31 декабря 2008 года пост художественного руководителя Большого покинул Алексей Ратманский. У Ратманского истек контракт, и он просто не стал его продлевать, решив «посвятить себя творчеству». 15 марта 2011 года примерно с теми же, не внушающими доверие объяснениями должность худрука балета Большого оставил Юрий Бурлака. За несколько дней до этого на электронную почту нескольких сотен балетных деятелей России и мира была отправлена ссылка на сайт, где были выложены непристойные фото Геннадия Янина, которого прочили в наследники Бурлаки. Янин ушел из Большого, а место худрука было отдано Сергею Филину, недавнему солисту балета Большого.
Заступив на должность, Филин стал получать угрозы. Ему звонили — шептали, кричали, пыхтели в трубку. Прокалывали шины автомобиля. Наконец, подстерегли у подъезда и плеснули в лицо кислотой. В момент написания этих строк Филин пошел на поправку, но до сих пор нет уверенности, что ему удастся восстановить зрение.
История с кислотой всех взбудоражила, все ее обсудили.
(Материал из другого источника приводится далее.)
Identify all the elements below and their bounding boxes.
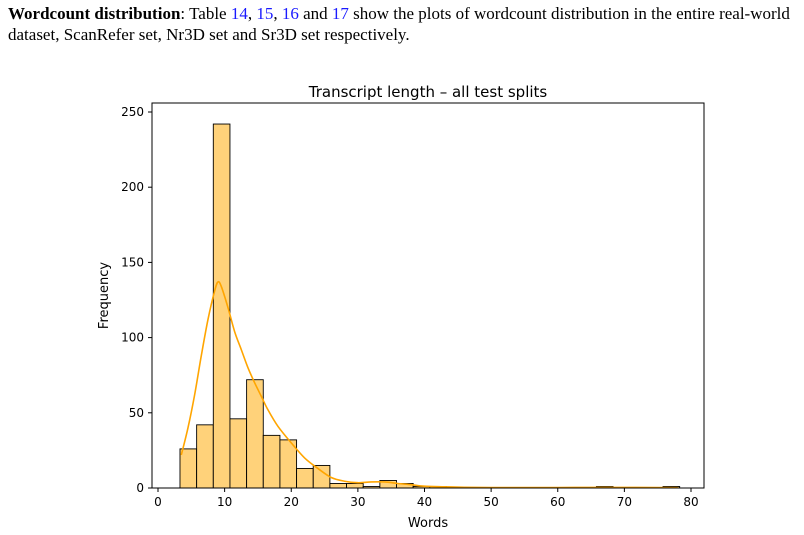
body-paragraph: Wordcount distribution: Table 14, 15, 16… (8, 3, 800, 45)
plot-frame (151, 102, 705, 489)
paragraph-text: : Table (180, 4, 231, 23)
x-tick-label: 30 (350, 495, 365, 509)
paragraph-text: , (247, 4, 257, 23)
y-axis-ticks: 0 50 100 150 200 250 (121, 105, 152, 495)
histogram-bar (312, 464, 331, 489)
table-ref-link[interactable]: 17 (331, 4, 349, 23)
histogram-bar (296, 467, 314, 489)
histogram-bar (329, 483, 347, 489)
x-tick-label: 10 (217, 495, 232, 509)
histogram-bar (262, 434, 281, 489)
x-tick-label: 80 (683, 495, 698, 509)
table-ref-link[interactable]: 15 (256, 4, 274, 23)
x-axis-label: Words (408, 516, 448, 531)
histogram-bar (179, 448, 198, 489)
table-ref-link[interactable]: 16 (281, 4, 299, 23)
histogram-bars (179, 123, 681, 489)
x-tick-label: 60 (550, 495, 565, 509)
y-tick-label: 200 (121, 180, 144, 194)
x-tick-label: 40 (417, 495, 432, 509)
x-tick-label: 0 (154, 495, 162, 509)
y-axis-label: Frequency (97, 262, 112, 329)
histogram-bar (229, 418, 248, 489)
paragraph-text: , (273, 4, 282, 23)
x-tick-label: 20 (284, 495, 299, 509)
paragraph-text: and (298, 4, 332, 23)
x-axis-ticks: 0 10 20 30 40 50 60 70 80 (154, 488, 699, 509)
table-ref-link[interactable]: 14 (230, 4, 248, 23)
x-tick-label: 50 (483, 495, 498, 509)
histogram-bar (346, 483, 364, 489)
histogram-bar (196, 424, 214, 489)
chart-title: Transcript length – all test splits (308, 83, 548, 101)
y-tick-label: 100 (121, 331, 144, 345)
paragraph-text: show the plots of wordcount distribution… (8, 4, 790, 44)
y-tick-label: 0 (136, 481, 144, 495)
y-tick-label: 150 (121, 255, 144, 269)
y-tick-label: 50 (129, 406, 144, 420)
y-tick-label: 250 (121, 105, 144, 119)
x-tick-label: 70 (617, 495, 632, 509)
paragraph-lead: Wordcount distribution (8, 4, 181, 23)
Те, кто считает себя причастным к миру Большого, обсудили очень подробно, где-то даже в духе популярной английской литературы, пытаясь угадать злодея или даже без сомнений называя его имя. Было много официальных комментариев. Они большей частью сводились к досадному сожалению, что такое могло случиться только у нас. Что это и есть ужас русской жизни. Теперь и в Большом.
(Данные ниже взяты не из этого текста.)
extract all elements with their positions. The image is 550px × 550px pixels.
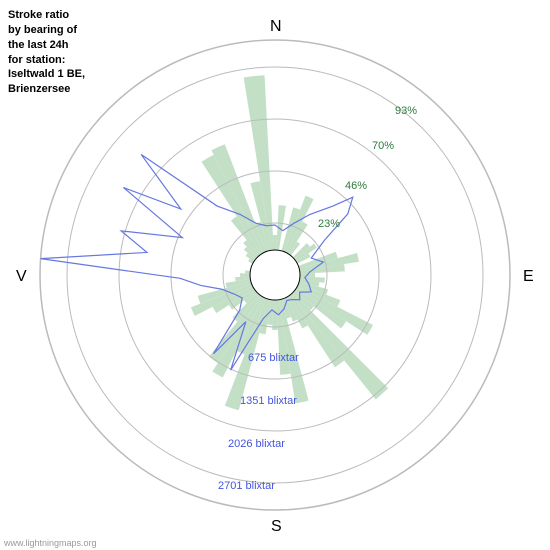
ring-label-count-0: 675 blixtar: [248, 352, 299, 364]
cardinal-e: E: [523, 268, 534, 286]
cardinal-s: S: [271, 518, 282, 536]
ring-label-pct-2: 46%: [345, 180, 367, 192]
cardinal-n: N: [270, 18, 282, 36]
cardinal-v: V: [16, 268, 27, 286]
ring-label-count-1: 1351 blixtar: [240, 395, 297, 407]
chart-title: Stroke ratio by bearing of the last 24h …: [8, 8, 85, 97]
ring-label-pct-3: 23%: [318, 218, 340, 230]
ring-label-pct-0: 93%: [395, 105, 417, 117]
ring-label-count-3: 2701 blixtar: [218, 480, 275, 492]
ring-label-pct-1: 70%: [372, 140, 394, 152]
ring-label-count-2: 2026 blixtar: [228, 438, 285, 450]
footer-credit: www.lightningmaps.org: [4, 538, 97, 548]
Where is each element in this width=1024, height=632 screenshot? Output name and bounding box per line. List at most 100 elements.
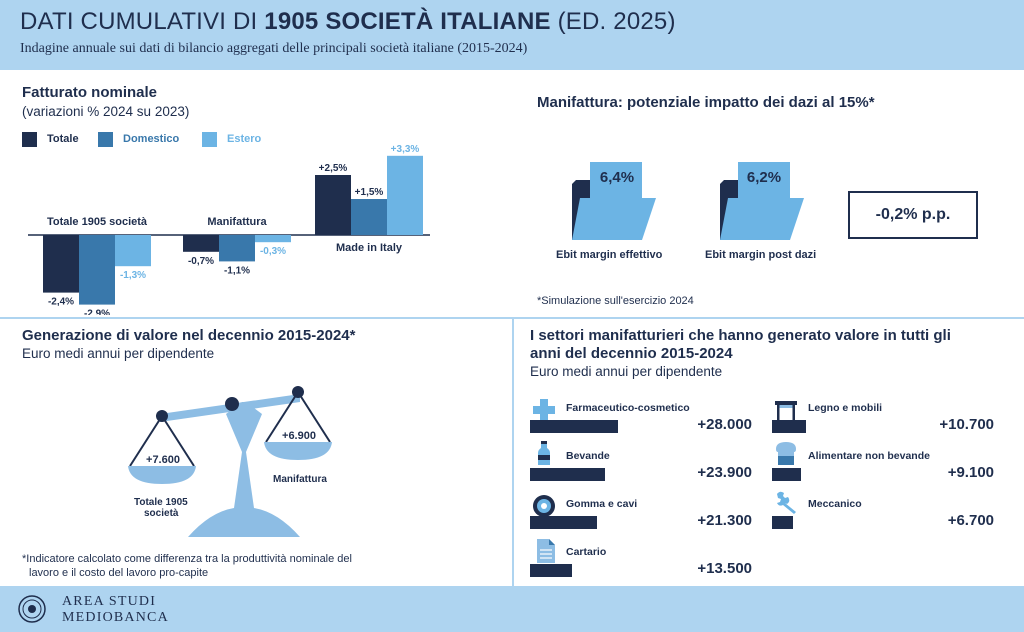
legend-label-domestico: Domestico — [123, 133, 180, 145]
legend-swatch-domestico — [98, 131, 113, 147]
sector-name: Meccanico — [808, 498, 862, 510]
legend-label-estero: Estero — [227, 133, 262, 145]
sector-legno: Legno e mobili +10.700 — [772, 401, 994, 452]
sector-value: +28.000 — [697, 416, 752, 433]
brand-name: AREA STUDI MEDIOBANCA — [62, 594, 169, 626]
balance-scale-icon — [128, 386, 332, 537]
scale-right-label: Manifattura — [273, 474, 327, 485]
sector-bar — [530, 420, 618, 433]
sector-value: +13.500 — [697, 560, 752, 577]
category-label-0: Totale 1905 società — [47, 216, 148, 228]
folder-icon-effettivo — [572, 162, 656, 240]
sector-value: +23.900 — [697, 464, 752, 481]
sector-bar — [530, 516, 597, 529]
bar-estero-2 — [387, 155, 423, 235]
bar-label-estero-2: +3,3% — [391, 145, 420, 155]
sector-alimentare: Alimentare non bevande +9.100 — [772, 442, 994, 500]
scale-right-value: +6.900 — [282, 430, 316, 442]
header-band: DATI CUMULATIVI DI 1905 SOCIETÀ ITALIANE… — [0, 0, 1024, 70]
bar-label-estero-1: -0,3% — [260, 246, 286, 257]
sector-value: +10.700 — [939, 416, 994, 433]
valore-footnote-line-2: lavoro e il costo del lavoro pro-capite — [29, 567, 209, 579]
sector-name: Farmaceutico-cosmetico — [566, 402, 690, 414]
valore-footnote-line-1: *Indicatore calcolato come differenza tr… — [22, 553, 352, 565]
sector-bar — [530, 468, 605, 481]
settori-title-line-2: anni del decennio 2015-2024 — [530, 345, 733, 362]
dazi-title: Manifattura: potenziale impatto dei dazi… — [537, 94, 875, 111]
legend-swatch-estero — [202, 131, 217, 147]
sector-value: +9.100 — [947, 464, 994, 481]
bar-label-totale-0: -2,4% — [48, 297, 74, 308]
page-title: DATI CUMULATIVI DI 1905 SOCIETÀ ITALIANE… — [20, 8, 676, 35]
folder-icon-post-dazi — [720, 162, 804, 240]
category-label-2: Made in Italy — [336, 242, 403, 254]
folder-label-post-dazi: Ebit margin post dazi — [705, 249, 817, 261]
legend-label-totale: Totale — [47, 133, 79, 145]
bar-label-domestico-1: -1,1% — [224, 265, 250, 276]
scale-left-label-1: Totale 1905 — [134, 497, 188, 508]
page-subtitle: Indagine annuale sui dati di bilancio ag… — [20, 41, 528, 56]
bar-label-totale-1: -0,7% — [188, 256, 214, 267]
sector-bar — [530, 564, 572, 577]
fatturato-title: Fatturato nominale — [22, 84, 158, 101]
legend-swatch-totale — [22, 131, 37, 147]
sector-name: Alimentare non bevande — [808, 450, 930, 462]
sector-meccanico: Meccanico +6.700 — [772, 491, 994, 548]
sector-name: Cartario — [566, 546, 607, 558]
brand-line-2: MEDIOBANCA — [62, 610, 169, 625]
bar-totale-2 — [315, 175, 351, 235]
category-label-1: Manifattura — [207, 216, 267, 228]
sector-bar — [772, 468, 801, 481]
table-icon — [775, 401, 797, 420]
dazi-note: *Simulazione sull'esercizio 2024 — [537, 295, 694, 307]
folder-label-effettivo: Ebit margin effettivo — [556, 249, 663, 261]
scale-left-label-2: società — [144, 508, 179, 519]
sector-gomma: Gomma e cavi +21.300 — [530, 495, 752, 548]
sector-cartario: Cartario +13.500 — [530, 539, 752, 596]
sector-bevande: Bevande +23.900 — [530, 441, 752, 500]
bread-icon — [776, 442, 796, 465]
footer-band: AREA STUDI MEDIOBANCA — [0, 586, 1024, 632]
sector-bar — [772, 516, 793, 529]
section-divider-vertical — [512, 318, 514, 586]
bottle-icon — [538, 441, 550, 465]
wrench-icon — [777, 491, 796, 514]
bar-domestico-1 — [219, 235, 255, 262]
cross-icon — [533, 399, 555, 421]
paper-icon — [537, 539, 555, 563]
legend-domestico: Domestico — [98, 131, 179, 147]
bar-label-totale-2: +2,5% — [319, 163, 348, 174]
sector-value: +6.700 — [947, 512, 994, 529]
valore-subtitle: Euro medi annui per dipendente — [22, 346, 215, 361]
bar-totale-0 — [43, 235, 79, 293]
sector-name: Gomma e cavi — [566, 498, 638, 510]
valore-footnote: *Indicatore calcolato come differenza tr… — [22, 552, 352, 580]
fatturato-bar-chart: -2,4%-2,9%-1,3%Totale 1905 società-0,7%-… — [28, 145, 430, 315]
legend-totale: Totale — [22, 131, 79, 147]
bar-label-estero-0: -1,3% — [120, 270, 146, 281]
sector-name: Legno e mobili — [808, 402, 883, 414]
mediobanca-seal-icon — [18, 595, 46, 623]
bar-label-domestico-2: +1,5% — [355, 187, 384, 198]
folder-value-post-dazi: 6,2% — [746, 169, 782, 186]
bar-totale-1 — [183, 235, 219, 252]
settori-title-line-1: I settori manifatturieri che hanno gener… — [530, 327, 951, 344]
fatturato-subtitle: (variazioni % 2024 su 2023) — [22, 104, 190, 119]
sector-bar — [772, 420, 806, 433]
sector-farmaceutico: Farmaceutico-cosmetico +28.000 — [530, 399, 752, 452]
delta-box: -0,2% p.p. — [848, 191, 978, 239]
sector-value: +21.300 — [697, 512, 752, 529]
cable-reel-icon — [533, 495, 555, 517]
brand-line-1: AREA STUDI — [62, 594, 157, 609]
legend-estero: Estero — [202, 131, 261, 147]
bar-domestico-2 — [351, 199, 387, 235]
bar-estero-0 — [115, 235, 151, 267]
bar-estero-1 — [255, 235, 291, 243]
settori-subtitle: Euro medi annui per dipendente — [530, 364, 723, 379]
scale-left-value: +7.600 — [146, 454, 180, 466]
folder-value-effettivo: 6,4% — [599, 169, 635, 186]
bar-domestico-0 — [79, 235, 115, 305]
valore-title: Generazione di valore nel decennio 2015-… — [22, 327, 356, 344]
sector-name: Bevande — [566, 450, 610, 462]
bar-label-domestico-0: -2,9% — [84, 309, 110, 315]
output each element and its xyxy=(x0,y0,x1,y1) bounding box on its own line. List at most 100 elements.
Непонятно только, почему ужас пробрался в Большой в 2013-м? Где он, ужас, был в 1990-е, скажем? Если даже допустить существование некой невидимой гребенки, которая на общий манер причесывает жизнь страны в тот или иной момент, то на Большой ее волшебная сила не распространяется. Он всегда более или менее жил отдельной от страны жизнью. Сверять свою жизнь с чьей-то еще у Большого сегодня, возможно, еще меньше поводов, чем когда-либо.
Безвольно отдав Мариинскому театру Петербурга первенство России в первом десятилетии XXI века, Большой вернул себе звание первой сцены России в последние пять лет, но с важным приростом: никогда Большой не был так интегрирован в мировую художественную жизнь и никогда он не был так богат. Forbes пока не составляет рейтингов богатства театров мира, но Большой сегодня, вне всякого сомнения, входит в первую тройку. По словам директора Большого Анатолия Иксанова, ежегодный бюджет театра составляет $120 млн. Это богатство совершенно некапиталистического происхождения. Оно даруется Большому попечителями.
Природа преступления против руководителя балета Сергея Филина, таким образом, кроется скорее в исключительности сегодняшнего положения Большого и своеобразии его персонажей, нежели в состоянии нравов за его пределами. Большой вполне живет жизнью своих репертуарных героев — балетных принцесс и героических содержанок из итальянских опер.
В этом смысле преступление против Сергея Филина — это вполне себе оперное преступление на почве зависти. Зависти яростной, неудержимой. Зависти, которую неточно было бы сводить к какой-то рациональной составляющей. Скажем, к деньгам. В последние годы все таинственные перемещения предводителей балета Большого и происшествия с ними вызваны завистью в масштабе шекспировского персонажа.
Да-да, это, конечно, среда виновата. Подобно тому как жизнь динозавров поддерживалась должным состоянием атмосферы, этот, с позволения сказать, черный лебедь Большого мог вылупиться только в этом жарком, ненадежном, таинственном, полусказочном мире корпорации по производству элитарных зрелищ, целиком состоящей на довольствии.
Что делать с атмосферой Большого, как ее охлаждать, как изводить черных лебедей, совершенно непонятно. Насильственно лечить Большой скромностью — хорошенько поджать его казну? Запретить ходить на представления первым лицам государства и миллиардерам? Сомнительные меры. Эти психические расстройства в Большом трудно лечить хотя бы потому, что больные хорошо маскируются.
Но по крайней мере этот диковинный мир нуждается в талантливом художнике. То, что в недавнем фильме Даррена Аранофски «Черный лебедь» казалось безвкусицей, потаканием самым дурным представлениям заурядного зрителя о балете, выглядело бы вполне точно, художественно правдоподобно, если бы режиссер имел в виду условный Bolshoy.